Wealth management clients want flexibility and transparency, finds EY

Research finds rising preference for independent advisors and technology, as well as clear and objective payment methods

Wealth management clients want flexibility and transparency, finds EY

There might have been a time when one large institution could serve as the one-stop financial shop for the average person. But as the needs of wealth-management clients evolve and expand, firms should brace themselves for customers to be less loyal and to seek more flexibility in service and pricing options.

That was a key finding in the EY 2019 Global Wealth Research Report, which is based on a survey of 2,000 wealth management clients across 26 countries, as well as interviews with 50 wealth management executives.

According to the report, 33% of clients have switched providers in the past three years, while another third plan to do so in the next three years. Clients are also maintaining relationships with five different types of providers on average as new entrants and new technologies step in to address customers’ changing expectations.

The research also indicates that the use of independent advisors will rise 18% over the next three years, suggesting that clients find the flexibility in solutions and fees that they offer more attractive. In line with that, 46% of responding clients said they are unhappy with the fees they pay and do not believe they are being charged fairly; among ultra-high-net worth clients, that rises to 66%.

A 55% majority of respondents said they want wealth managers to adopt a payment method that offers more transparency, objectivity, and certainty. While AUM-based fees are the most common in the industry today, the most desired among clients are fixed-fee and hourly support methods.

"Wealth managers realize that clients expect more than just strong investment performance but struggle to communicate the value of their offerings and services,” said Alex Birkin, EY Global Wealth & Asset Management Advisory Leader. “The answer is not simply lowering fees, but rather a combination of increasing transparency and predictability when it comes to pricing models and equipping advisors with ways to communicate value beyond investment returns."

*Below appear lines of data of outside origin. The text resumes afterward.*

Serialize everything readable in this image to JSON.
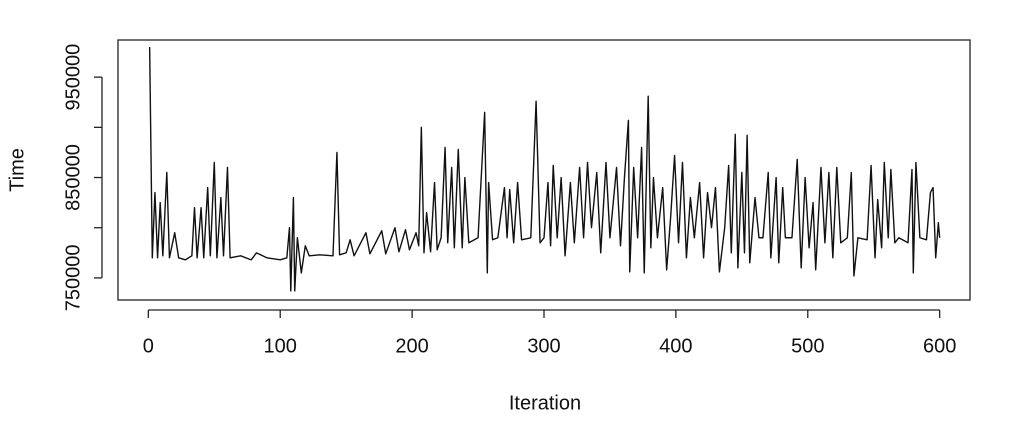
{
  "chart_data": {
    "type": "line",
    "x_label": "Iteration",
    "y_label": "Time",
    "x": [
      1,
      3,
      5,
      7,
      9,
      11,
      14,
      16,
      20,
      23,
      28,
      33,
      35,
      37,
      40,
      42,
      45,
      47,
      50,
      52,
      55,
      57,
      60,
      62,
      70,
      78,
      82,
      90,
      100,
      105,
      107,
      108,
      110,
      111,
      113,
      116,
      119,
      122,
      130,
      140,
      143,
      145,
      150,
      153,
      156,
      165,
      168,
      177,
      180,
      187,
      190,
      195,
      198,
      203,
      205,
      207,
      209,
      211,
      214,
      217,
      219,
      222,
      225,
      227,
      230,
      232,
      235,
      238,
      240,
      243,
      250,
      255,
      257,
      258,
      261,
      265,
      270,
      272,
      274,
      277,
      280,
      283,
      290,
      294,
      297,
      300,
      303,
      305,
      307,
      310,
      313,
      316,
      320,
      323,
      327,
      330,
      333,
      336,
      340,
      343,
      347,
      350,
      355,
      358,
      361,
      364,
      365,
      368,
      371,
      374,
      376,
      379,
      381,
      383,
      386,
      390,
      393,
      396,
      399,
      402,
      405,
      408,
      411,
      414,
      418,
      421,
      424,
      427,
      430,
      433,
      437,
      440,
      442,
      445,
      447,
      450,
      452,
      454,
      456,
      460,
      463,
      466,
      470,
      472,
      476,
      478,
      481,
      483,
      488,
      492,
      495,
      498,
      501,
      504,
      506,
      510,
      513,
      516,
      519,
      522,
      525,
      530,
      533,
      535,
      538,
      545,
      548,
      551,
      553,
      556,
      558,
      561,
      563,
      566,
      569,
      576,
      579,
      580,
      582,
      585,
      590,
      593,
      595,
      597,
      599,
      600
    ],
    "values": [
      980000,
      770000,
      835000,
      770000,
      825000,
      772000,
      855000,
      770000,
      795000,
      770000,
      768000,
      772000,
      820000,
      770000,
      820000,
      770000,
      840000,
      772000,
      865000,
      770000,
      830000,
      772000,
      860000,
      770000,
      772000,
      768000,
      775000,
      770000,
      768000,
      770000,
      800000,
      737000,
      830000,
      737000,
      790000,
      755000,
      782000,
      772000,
      773000,
      772000,
      875000,
      773000,
      775000,
      788000,
      772000,
      795000,
      774000,
      797000,
      774000,
      800000,
      776000,
      798000,
      778000,
      795000,
      782000,
      900000,
      775000,
      815000,
      776000,
      845000,
      778000,
      790000,
      880000,
      785000,
      860000,
      780000,
      878000,
      780000,
      850000,
      785000,
      790000,
      915000,
      755000,
      845000,
      788000,
      790000,
      840000,
      790000,
      838000,
      785000,
      845000,
      788000,
      790000,
      926000,
      785000,
      790000,
      845000,
      782000,
      862000,
      790000,
      850000,
      772000,
      845000,
      785000,
      860000,
      790000,
      865000,
      800000,
      855000,
      775000,
      865000,
      790000,
      860000,
      782000,
      850000,
      907000,
      756000,
      860000,
      790000,
      880000,
      755000,
      931000,
      780000,
      850000,
      790000,
      840000,
      758000,
      810000,
      872000,
      785000,
      865000,
      770000,
      830000,
      790000,
      845000,
      770000,
      835000,
      800000,
      840000,
      756000,
      800000,
      862000,
      775000,
      893000,
      760000,
      855000,
      775000,
      892000,
      765000,
      830000,
      790000,
      790000,
      855000,
      770000,
      850000,
      765000,
      840000,
      790000,
      790000,
      868000,
      760000,
      850000,
      780000,
      825000,
      758000,
      860000,
      785000,
      855000,
      770000,
      860000,
      785000,
      790000,
      855000,
      752000,
      790000,
      788000,
      862000,
      770000,
      828000,
      780000,
      865000,
      790000,
      858000,
      785000,
      790000,
      785000,
      858000,
      755000,
      865000,
      790000,
      788000,
      835000,
      840000,
      770000,
      805000,
      790000
    ],
    "color": "#111111",
    "xlim": [
      -23,
      623
    ],
    "ylim": [
      728000,
      987000
    ],
    "xticks": [
      0,
      100,
      200,
      300,
      400,
      500,
      600
    ],
    "yticks": [
      750000,
      850000,
      950000
    ],
    "y_unlabeled_ticks": [
      800000,
      900000
    ]
  }
}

The report also revealed an increasing role of technology in wealth management. The percentage of respondents expecting to use fintech is projected to rise from 38% currently to 45% in the next three years. While the new entrants currently have relatively low AUM, the data suggests that the number of survey participants using fintech is on par with the usage of longstanding wealth institutions.

The number of clients embracing digital channels has risen more sharply than expected. In 2016, only 20% of clients projected that they would prefer to use mobile apps for wealth management activities by 2019, but this year’s research shows 41% of respondents preferring mobile apps as their primary channel for wealth management.

Focusing on emerging technology, the survey found that 1.4% of clients prefer digital and voice-enabled assistants as a primary channel today, with another 9% saying they would prefer the channel in the near future — a number that may underestimate the reality a few years down the line, just as 2016 saw mobile app growth potential being underestimated in 2016.

But in spite of the considerable demand for digital solutions, human interaction still proved to be important. A quarter of respondents said they prefer to engage primarily face to face or through phone calls, and 42% prefer such methods when they receive financial advice.

“As wealth managers prioritize their digital investments across multiple channels, they need to consider how client engagement may evolve in the coming years,” said Nalika Nanayakkara, EY Americas Wealth & Asset Management Advisory Lead. “This may mean reallocating budgets from websites to voice-enabled sooner rather than later, and capitalizing on hybrid models, where clients have access to both digital tools and human interaction.”